Now that digital media enable us to generate multisensory experiences with all sorts of structural couplings between modalities, questions old and new arise. Can a synthetic experience of sensory coupling stimulate the heightened mental states sometimes associated with neurological synesthesia? Can cross-sensory structures actually be perceived, or are they just a compositional device? Whether perceived as forms or not, will cross-sensory composition prove to be memorable in the same ways that paintings or music are?

We would like to suggest that the answer to these questions is a qualified "yes." Intermedia can be considered a form of immersion. Not unlike the 3D immersion of virtual reality, it involves a threshold experience, a point at which the senses become accommodated to artifice. While virtual reality involves problems of latency for which we have laboratory measurements, immersion in VR also has elements in common with immersion in a musical work, or with the willing suspension of disbelief in reading a novel.
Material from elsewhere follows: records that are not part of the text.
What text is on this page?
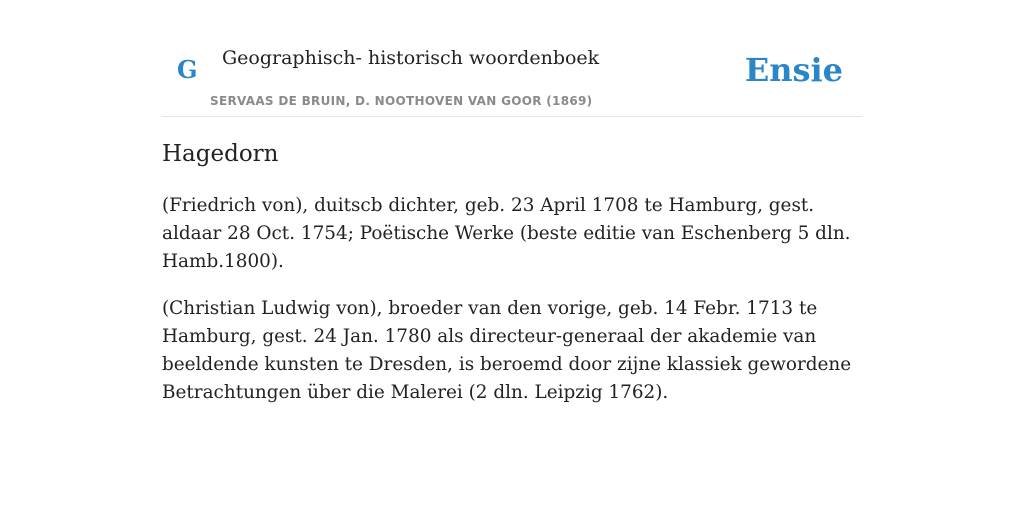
G Geographisch- historisch woordenboek
SERVAAS DE BRUIN, D. NOOTHOVEN VAN GOOR (1869)
Ensie
Hagedorn

(Friedrich von), duitscb dichter, geb. 23 April 1708 te Hamburg, gest. aldaar 28 Oct. 1754; Poëtische Werke (beste editie van Eschenberg 5 dln. Hamb.1800).

(Christian Ludwig von), broeder van den vorige, geb. 14 Febr. 1713 te Hamburg, gest. 24 Jan. 1780 als directeur-generaal der akademie van beeldende kunsten te Dresden, is beroemd door zijne klassiek gewordene Betrachtungen über die Malerei (2 dln. Leipzig 1762).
All of them represent moments when our cognitive system adjusts to and becomes absorbed in a particular form of representation. The scientist who repeatedly explores a data set with visual, sonic and possibly haptic mappings is not unlike the person who listens repeatedly to a symphony, hearing new things each time. Only the emotional responses are distinct. Whether we are looking into the inner processes of the physical world or the inner processes of the imagination, digitally-mediated multisensory experiences will open us to new insights.